Find suppliers of Geographical Information Systems (GIS) for military applications and GIS technology and analysis for defense; Army, Navy, Marines
Overview GIS Technology for Military Applications
By Defense Advancement Last updated: April 12th, 2023

Geographical Information Systems

Most military operations are performed on, above or under the Earth’s surface and bodies of water although space is emerging as an operational domain in its own right. It is imperative that militaries have the most accurate and detailed maps possible. Armies and navies have always played a major role in the development of cartography. This has not only been to their own benefit but has filtered into the civilian world. The dawn of airpower in the early 20th Century made a further contribution. Aircraft were, and remain, an excellent reconnaissance tool. As such, aerial pictures they took of the surface below were useful for drafting maps.
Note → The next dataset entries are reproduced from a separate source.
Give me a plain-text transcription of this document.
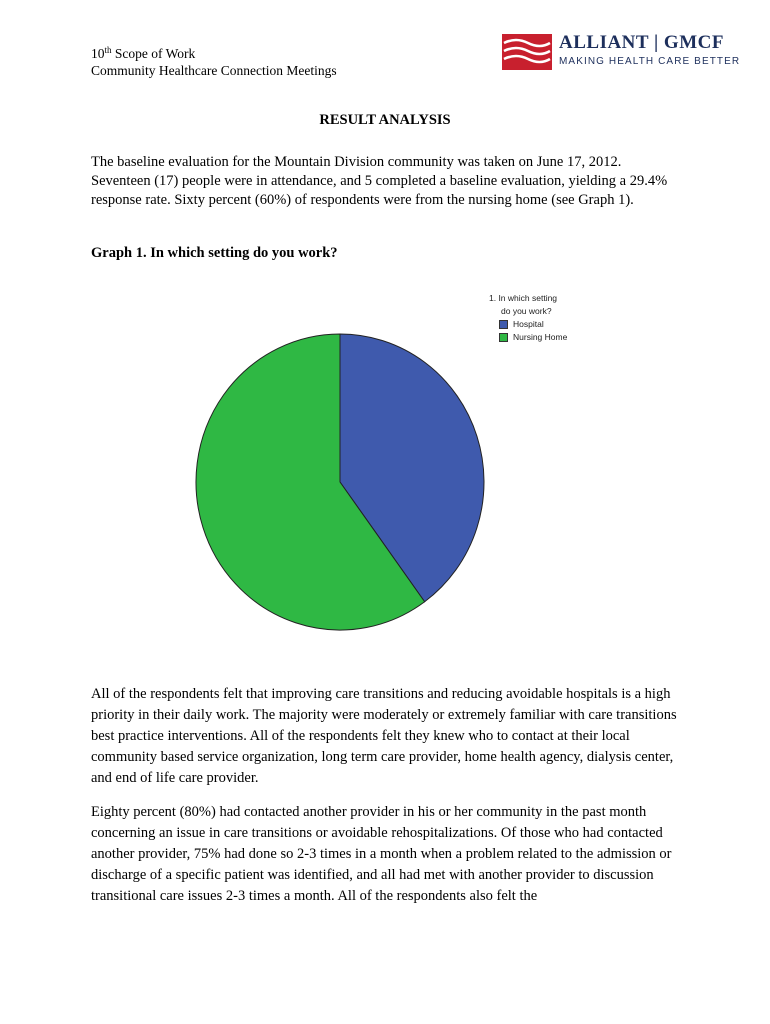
10th Scope of Work
Community Healthcare Connection Meetings
ALLIANT | GMCF
MAKING HEALTH CARE BETTER
RESULT ANALYSIS
The baseline evaluation for the Mountain Division community was taken on June 17, 2012. Seventeen (17) people were in attendance, and 5 completed a baseline evaluation, yielding a 29.4% response rate. Sixty percent (60%) of respondents were from the nursing home (see Graph 1).
Graph 1. In which setting do you work?
1. In which setting
do you work?
Hospital
Nursing Home
All of the respondents felt that improving care transitions and reducing avoidable hospitals is a high priority in their daily work. The majority were moderately or extremely familiar with care transitions best practice interventions. All of the respondents felt they knew who to contact at their local community based service organization, long term care provider, home health agency, dialysis center, and end of life care provider.
Eighty percent (80%) had contacted another provider in his or her community in the past month concerning an issue in care transitions or avoidable rehospitalizations. Of those who had contacted another provider, 75% had done so 2-3 times in a month when a problem related to the admission or discharge of a specific patient was identified, and all had met with another provider to discussion transitional care issues 2-3 times a month. All of the respondents also felt the
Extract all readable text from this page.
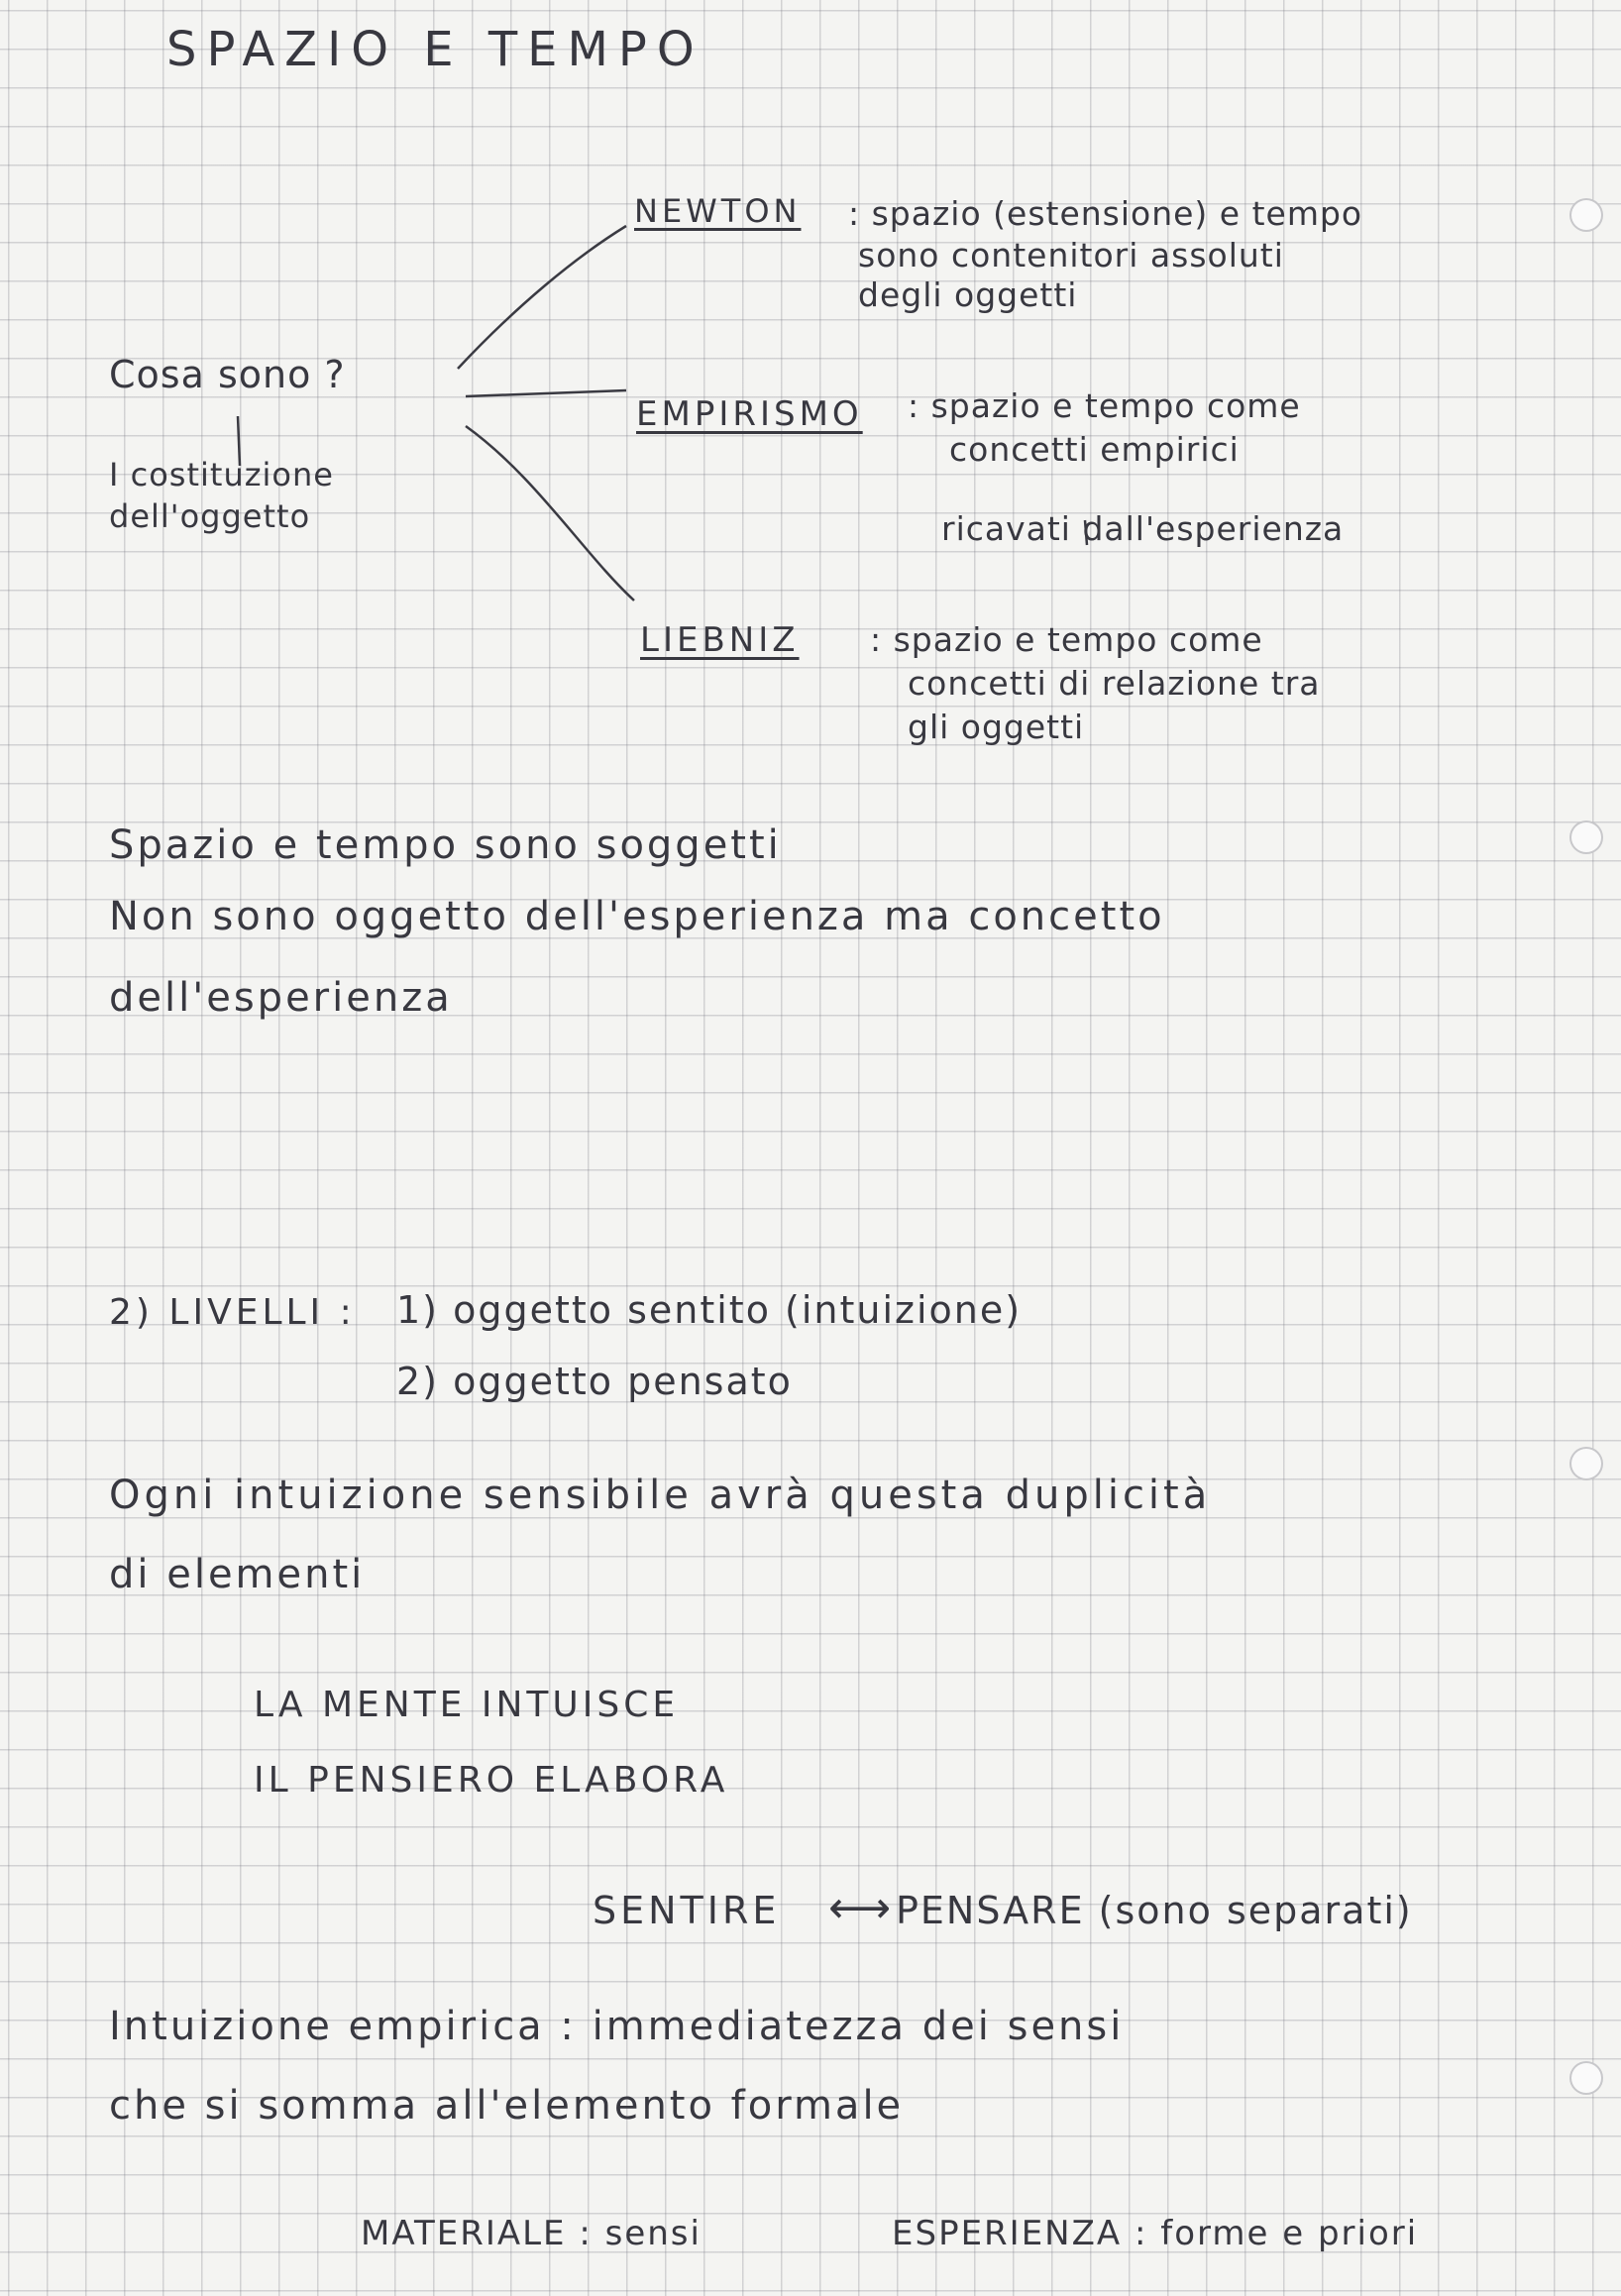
SPAZIO E TEMPO
Cosa sono ?
I costituzione
dell'oggetto
NEWTON : spazio (estensione) e tempo
sono contenitori assoluti
degli oggetti
EMPIRISMO : spazio e tempo come
concetti empirici
ricavati dall'esperienza
LIEBNIZ : spazio e tempo come
concetti di relazione tra
gli oggetti
Spazio e tempo sono soggetti
Non sono oggetto dell'esperienza ma concetto
dell'esperienza
2) LIVELLI : 1) oggetto sentito (intuizione)
2) oggetto pensato
Ogni intuizione sensibile avrà questa duplicità
di elementi
LA MENTE INTUISCE
IL PENSIERO ELABORA
SENTIRE ⟷ PENSARE (sono separati)
Intuizione empirica : immediatezza dei sensi
che si somma all'elemento formale
MATERIALE : sensi	ESPERIENZA : forme e priori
This was further revolutionised with the advent of satellite reconnaissance from the 1950s

As example of this historical trend is illustrated by the United Kingdom’s Ordnance Survey (OS) mapping agency. The OS was formed in 1791 in the wake of the 1745 Jacobite Rebellion which attempted to reinstall the Stuart family as the British monarchy. In the wake of the rebellion, Prince William Augustus, Duke of Cumberland, became aware of shortcomings in maps available to the British Army. This led to the drafting of detailed maps of the Scottish Highlands. Today, the OS continues its detailed cartography of the United Kingdom producing maps that are widely used in the civilian domain

For centuries military maps were printed on physical materials like paper. The advent of the microchip and computing in the early 1960s had a major impact on military cartography. This triggered the growth of Geographical Information Systems (GISs). Put simply, a GIS is built around a database housing a myriad of information. Computerisation and digital communications mean that GISs often interact closely with Global Navigation Satellite Systems (GNSSs). As a result, military cartographical services have increased in precision and accuracy.

GISs often form a key part of computerised Battle Management Systems. At its simplest, a BMS depicts the positions of hostile and friendly forces overlaid onto a map according to their location. These forces could be deployed in the air, land and/or sea domains. They could be depicted at strategic, operational and tactical levels, according to the echelon where they are used. The major asset of a GIS compared to printed maps is their currency. A BMS depicts these red and blue forces in real-time or near real-time. Positions of friendly units are derived by the latter reporting their position using GNSS blue force tracking systems. Positions of red forces are derived from reconnaissance and intelligence collection

Human Geography

This real-time/near real-time benefit is vastly enhanced by the array of additional information a GIS overlays onto a map. A printed map is essentially a snapshot of a particular area at a particular time and only includes the information printed upon it. A GIS adds a host of information. Perhaps a new bridge has been built in a specific area? This can be added via the few clicks of a mouse. A local river may have flooded inundating a nearby village and placing a large part of it underwater. Once again, such information is easy to add

One of the greatest contributions GISs make is in terms of representing human geography. Geographical information systems can overlay demographic data onto a particular area. This could include details of respective ethnic groups and where they live. Information could be added on where flashpoints or hostilities have occurred between these groups. What is more, this information can be rapidly and continually updated giving users a timely picture of the situation on the ground. Maps can show where incidents of criminality or political violence have concentrated. GISs may help maps depict where infrastructure has been badly damaged or destroyed.

It would be understandable to be concerned about the danger of information saturation precipitated by GISs. Nonetheless, a useful attribute is that one can usually customise a map with exactly the information required. We are arguably at the dawn of the GIS’s potential. Expect further technological innovations and evermore detailed information in the coming years.